The amendments would provide that flexibility for funds established post-Royal Assent but before international accounting standards were adopted in January 2006, and from January 2006 the Government would use the new regulatory power to update the reference to international accounting standards. In its discussions with the Revenue on that point, the IMA had been seeking to implement a common implementation date, and it hoped that that would have support.

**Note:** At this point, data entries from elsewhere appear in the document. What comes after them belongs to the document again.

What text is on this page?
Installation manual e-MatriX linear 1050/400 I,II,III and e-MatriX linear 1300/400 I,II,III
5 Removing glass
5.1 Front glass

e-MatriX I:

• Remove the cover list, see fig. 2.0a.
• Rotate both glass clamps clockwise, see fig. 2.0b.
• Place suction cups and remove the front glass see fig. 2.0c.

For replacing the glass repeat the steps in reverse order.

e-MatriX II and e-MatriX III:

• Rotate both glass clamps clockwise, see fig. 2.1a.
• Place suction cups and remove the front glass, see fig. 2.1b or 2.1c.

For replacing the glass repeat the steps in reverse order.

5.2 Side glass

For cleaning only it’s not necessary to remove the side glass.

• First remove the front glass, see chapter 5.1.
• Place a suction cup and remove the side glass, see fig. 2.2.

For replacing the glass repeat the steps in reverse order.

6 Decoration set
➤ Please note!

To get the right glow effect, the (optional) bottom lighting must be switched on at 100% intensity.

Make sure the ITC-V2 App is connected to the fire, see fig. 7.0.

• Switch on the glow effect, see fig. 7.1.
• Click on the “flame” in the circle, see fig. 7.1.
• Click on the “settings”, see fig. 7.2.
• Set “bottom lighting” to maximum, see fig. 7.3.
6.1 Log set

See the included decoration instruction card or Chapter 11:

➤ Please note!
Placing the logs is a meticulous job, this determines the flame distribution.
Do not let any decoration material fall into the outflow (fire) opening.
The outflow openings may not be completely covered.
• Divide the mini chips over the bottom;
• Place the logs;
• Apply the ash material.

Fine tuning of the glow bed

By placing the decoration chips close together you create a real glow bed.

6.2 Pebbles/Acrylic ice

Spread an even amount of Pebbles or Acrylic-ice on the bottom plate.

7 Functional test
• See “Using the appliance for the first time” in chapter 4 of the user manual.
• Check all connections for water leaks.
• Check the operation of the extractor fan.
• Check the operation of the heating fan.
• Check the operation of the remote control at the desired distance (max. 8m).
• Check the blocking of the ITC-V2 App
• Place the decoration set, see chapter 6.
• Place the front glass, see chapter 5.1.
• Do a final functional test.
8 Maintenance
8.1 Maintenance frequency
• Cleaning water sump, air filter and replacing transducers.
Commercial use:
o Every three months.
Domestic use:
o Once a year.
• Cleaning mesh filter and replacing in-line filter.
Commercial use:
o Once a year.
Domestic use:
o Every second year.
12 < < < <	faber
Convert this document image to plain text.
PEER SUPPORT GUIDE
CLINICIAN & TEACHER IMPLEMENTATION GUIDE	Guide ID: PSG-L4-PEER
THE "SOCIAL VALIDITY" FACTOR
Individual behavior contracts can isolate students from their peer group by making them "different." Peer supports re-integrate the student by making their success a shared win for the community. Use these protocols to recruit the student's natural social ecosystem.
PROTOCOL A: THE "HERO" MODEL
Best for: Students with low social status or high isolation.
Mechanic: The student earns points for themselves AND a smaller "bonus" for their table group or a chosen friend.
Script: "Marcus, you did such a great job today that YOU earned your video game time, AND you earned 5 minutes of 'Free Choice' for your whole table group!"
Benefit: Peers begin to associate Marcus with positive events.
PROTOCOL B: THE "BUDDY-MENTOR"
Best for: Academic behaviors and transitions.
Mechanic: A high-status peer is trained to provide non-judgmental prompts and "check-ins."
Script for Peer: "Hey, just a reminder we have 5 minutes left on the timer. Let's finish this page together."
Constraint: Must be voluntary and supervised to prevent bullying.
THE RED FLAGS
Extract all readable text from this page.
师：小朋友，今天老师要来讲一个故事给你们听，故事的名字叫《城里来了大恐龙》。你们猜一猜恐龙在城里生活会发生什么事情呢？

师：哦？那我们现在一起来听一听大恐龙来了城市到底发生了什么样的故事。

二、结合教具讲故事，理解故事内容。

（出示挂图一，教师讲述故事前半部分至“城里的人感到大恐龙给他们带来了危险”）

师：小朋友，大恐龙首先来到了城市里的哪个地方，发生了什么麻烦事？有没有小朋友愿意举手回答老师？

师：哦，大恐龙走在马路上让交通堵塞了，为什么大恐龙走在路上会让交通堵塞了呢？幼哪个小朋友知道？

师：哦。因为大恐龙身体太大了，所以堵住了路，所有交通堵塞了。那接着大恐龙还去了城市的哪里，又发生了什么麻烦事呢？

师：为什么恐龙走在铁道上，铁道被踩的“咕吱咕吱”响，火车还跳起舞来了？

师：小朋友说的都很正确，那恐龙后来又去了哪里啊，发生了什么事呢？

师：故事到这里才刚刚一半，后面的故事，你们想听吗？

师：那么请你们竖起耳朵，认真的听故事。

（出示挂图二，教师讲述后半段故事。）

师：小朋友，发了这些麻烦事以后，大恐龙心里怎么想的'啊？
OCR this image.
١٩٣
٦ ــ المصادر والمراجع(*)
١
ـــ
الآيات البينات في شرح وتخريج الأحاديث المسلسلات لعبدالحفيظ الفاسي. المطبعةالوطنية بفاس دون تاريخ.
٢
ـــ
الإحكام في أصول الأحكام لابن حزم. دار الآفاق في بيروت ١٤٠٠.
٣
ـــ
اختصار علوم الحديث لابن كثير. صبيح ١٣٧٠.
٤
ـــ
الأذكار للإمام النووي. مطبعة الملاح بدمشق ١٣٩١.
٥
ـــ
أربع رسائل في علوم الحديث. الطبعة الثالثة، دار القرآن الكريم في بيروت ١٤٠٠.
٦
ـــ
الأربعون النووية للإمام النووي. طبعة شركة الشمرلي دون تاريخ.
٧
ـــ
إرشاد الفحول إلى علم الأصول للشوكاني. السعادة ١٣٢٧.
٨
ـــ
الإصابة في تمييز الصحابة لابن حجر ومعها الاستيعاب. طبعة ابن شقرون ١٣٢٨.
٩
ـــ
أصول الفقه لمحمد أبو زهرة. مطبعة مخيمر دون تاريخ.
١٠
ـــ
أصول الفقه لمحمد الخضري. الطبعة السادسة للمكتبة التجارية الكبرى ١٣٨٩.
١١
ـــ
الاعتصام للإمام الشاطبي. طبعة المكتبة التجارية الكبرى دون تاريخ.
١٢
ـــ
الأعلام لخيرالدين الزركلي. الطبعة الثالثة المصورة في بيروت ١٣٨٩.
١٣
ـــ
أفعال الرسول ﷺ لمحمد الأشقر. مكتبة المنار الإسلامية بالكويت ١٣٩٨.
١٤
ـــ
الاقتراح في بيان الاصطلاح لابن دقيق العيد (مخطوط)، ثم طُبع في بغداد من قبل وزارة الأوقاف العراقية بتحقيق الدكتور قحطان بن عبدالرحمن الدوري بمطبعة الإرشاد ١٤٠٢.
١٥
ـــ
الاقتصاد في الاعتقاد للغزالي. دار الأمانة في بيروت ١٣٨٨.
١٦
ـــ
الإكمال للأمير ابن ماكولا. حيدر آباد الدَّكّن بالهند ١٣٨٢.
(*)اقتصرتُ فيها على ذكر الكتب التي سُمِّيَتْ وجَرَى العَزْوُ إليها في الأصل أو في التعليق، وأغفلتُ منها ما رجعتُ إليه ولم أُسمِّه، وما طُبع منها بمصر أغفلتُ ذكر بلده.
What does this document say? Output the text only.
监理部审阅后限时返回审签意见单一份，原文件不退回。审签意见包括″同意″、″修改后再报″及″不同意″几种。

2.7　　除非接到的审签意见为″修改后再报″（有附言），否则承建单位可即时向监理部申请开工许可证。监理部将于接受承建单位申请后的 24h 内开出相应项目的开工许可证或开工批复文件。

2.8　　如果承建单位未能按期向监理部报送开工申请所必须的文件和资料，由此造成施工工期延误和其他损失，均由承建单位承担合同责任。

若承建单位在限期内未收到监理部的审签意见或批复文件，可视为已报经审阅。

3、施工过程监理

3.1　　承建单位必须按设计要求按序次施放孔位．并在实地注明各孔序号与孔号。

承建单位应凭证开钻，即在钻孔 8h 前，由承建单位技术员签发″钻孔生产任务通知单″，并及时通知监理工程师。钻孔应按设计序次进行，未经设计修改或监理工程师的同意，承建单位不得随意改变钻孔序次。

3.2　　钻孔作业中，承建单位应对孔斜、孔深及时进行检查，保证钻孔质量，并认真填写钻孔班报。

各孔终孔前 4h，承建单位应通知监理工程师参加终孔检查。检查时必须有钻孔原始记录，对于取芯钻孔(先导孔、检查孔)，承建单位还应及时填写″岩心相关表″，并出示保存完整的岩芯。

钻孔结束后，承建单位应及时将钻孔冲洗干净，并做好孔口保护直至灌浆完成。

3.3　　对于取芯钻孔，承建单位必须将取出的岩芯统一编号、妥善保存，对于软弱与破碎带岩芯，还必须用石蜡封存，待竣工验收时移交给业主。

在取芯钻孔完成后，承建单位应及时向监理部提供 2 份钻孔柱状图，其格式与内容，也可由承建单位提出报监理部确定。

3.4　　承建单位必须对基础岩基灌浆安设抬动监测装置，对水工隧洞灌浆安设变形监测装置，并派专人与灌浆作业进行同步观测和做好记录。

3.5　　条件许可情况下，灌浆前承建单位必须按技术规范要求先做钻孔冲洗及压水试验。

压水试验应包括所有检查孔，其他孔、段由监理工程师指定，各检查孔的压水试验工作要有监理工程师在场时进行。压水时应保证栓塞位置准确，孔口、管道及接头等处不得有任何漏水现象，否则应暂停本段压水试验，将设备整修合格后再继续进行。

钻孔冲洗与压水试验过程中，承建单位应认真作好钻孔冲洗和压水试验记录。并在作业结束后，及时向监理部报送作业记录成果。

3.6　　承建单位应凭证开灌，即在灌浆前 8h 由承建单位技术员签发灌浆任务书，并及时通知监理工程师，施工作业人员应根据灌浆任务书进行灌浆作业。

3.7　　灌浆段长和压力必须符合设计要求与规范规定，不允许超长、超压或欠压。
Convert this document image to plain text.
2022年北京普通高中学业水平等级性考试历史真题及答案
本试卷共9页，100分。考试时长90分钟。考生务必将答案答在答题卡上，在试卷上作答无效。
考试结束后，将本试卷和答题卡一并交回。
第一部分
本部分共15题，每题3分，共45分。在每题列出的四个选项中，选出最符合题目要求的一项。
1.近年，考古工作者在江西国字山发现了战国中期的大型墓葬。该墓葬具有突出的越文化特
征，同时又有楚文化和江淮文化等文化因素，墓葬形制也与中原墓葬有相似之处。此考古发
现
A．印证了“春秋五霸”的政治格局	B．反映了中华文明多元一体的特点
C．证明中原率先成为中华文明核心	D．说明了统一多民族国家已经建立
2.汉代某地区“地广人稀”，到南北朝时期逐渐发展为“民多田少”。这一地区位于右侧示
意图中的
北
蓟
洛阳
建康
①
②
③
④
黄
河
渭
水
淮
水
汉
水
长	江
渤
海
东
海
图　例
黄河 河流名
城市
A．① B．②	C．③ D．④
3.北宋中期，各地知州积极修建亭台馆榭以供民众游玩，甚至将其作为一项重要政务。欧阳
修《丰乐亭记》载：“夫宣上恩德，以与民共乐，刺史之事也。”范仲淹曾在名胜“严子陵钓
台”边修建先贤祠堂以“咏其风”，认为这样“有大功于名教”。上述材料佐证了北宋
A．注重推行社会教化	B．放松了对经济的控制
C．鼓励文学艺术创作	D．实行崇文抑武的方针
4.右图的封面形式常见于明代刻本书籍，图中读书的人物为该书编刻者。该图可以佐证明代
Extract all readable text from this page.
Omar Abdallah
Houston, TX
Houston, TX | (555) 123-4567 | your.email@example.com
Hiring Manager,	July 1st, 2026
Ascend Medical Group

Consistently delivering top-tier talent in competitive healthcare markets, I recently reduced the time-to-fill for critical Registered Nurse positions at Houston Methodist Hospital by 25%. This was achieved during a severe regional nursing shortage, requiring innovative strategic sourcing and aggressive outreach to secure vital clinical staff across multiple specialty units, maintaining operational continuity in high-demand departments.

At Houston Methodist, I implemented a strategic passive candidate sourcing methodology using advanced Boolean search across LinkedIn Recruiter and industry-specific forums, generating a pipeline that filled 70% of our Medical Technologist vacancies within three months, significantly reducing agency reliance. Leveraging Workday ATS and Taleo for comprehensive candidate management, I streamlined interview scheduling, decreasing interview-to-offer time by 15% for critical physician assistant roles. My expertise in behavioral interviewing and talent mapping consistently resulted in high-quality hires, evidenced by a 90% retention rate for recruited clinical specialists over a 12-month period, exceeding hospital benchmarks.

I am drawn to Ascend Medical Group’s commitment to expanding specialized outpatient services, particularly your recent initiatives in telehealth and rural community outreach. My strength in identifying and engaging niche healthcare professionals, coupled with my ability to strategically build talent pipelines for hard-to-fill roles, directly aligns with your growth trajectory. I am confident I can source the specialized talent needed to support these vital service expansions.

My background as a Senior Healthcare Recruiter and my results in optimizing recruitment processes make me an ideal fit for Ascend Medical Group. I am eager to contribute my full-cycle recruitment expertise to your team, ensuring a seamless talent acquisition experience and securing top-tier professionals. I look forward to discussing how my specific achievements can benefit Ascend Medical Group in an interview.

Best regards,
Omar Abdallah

I thought that I had dealt with the hon. Gentleman's amendments during my response to his concerns. The issue of international accounting standards applies to listed companies and consolidated accounts for the accounting period starting on or after 1 January 2005. In the United Kingdom, individual companies may use them from that date too, but other jurisdictions may have other rules or requirements and are unlikely to be driven by when the offshore funds themselves will be required to adopt international accounting standards. We are in continuing discussions with the industry about how the issue will be dealt with, and I am sure that we will be able to respond to the point to the satisfaction of both parties. On that basis, I hope that the hon. Gentleman will seek leave to withdraw the amendment.
In respect of amendments Nos. 196 and 197, I understood that there was some agreement between the Revenue and the IMA on the arrangements. On the basis of what the Minister has said, I beg to ask leave to withdraw the amendment.
Amendment, by leave, withdrawn.
Clause 135 ordered to stand part of the Bill.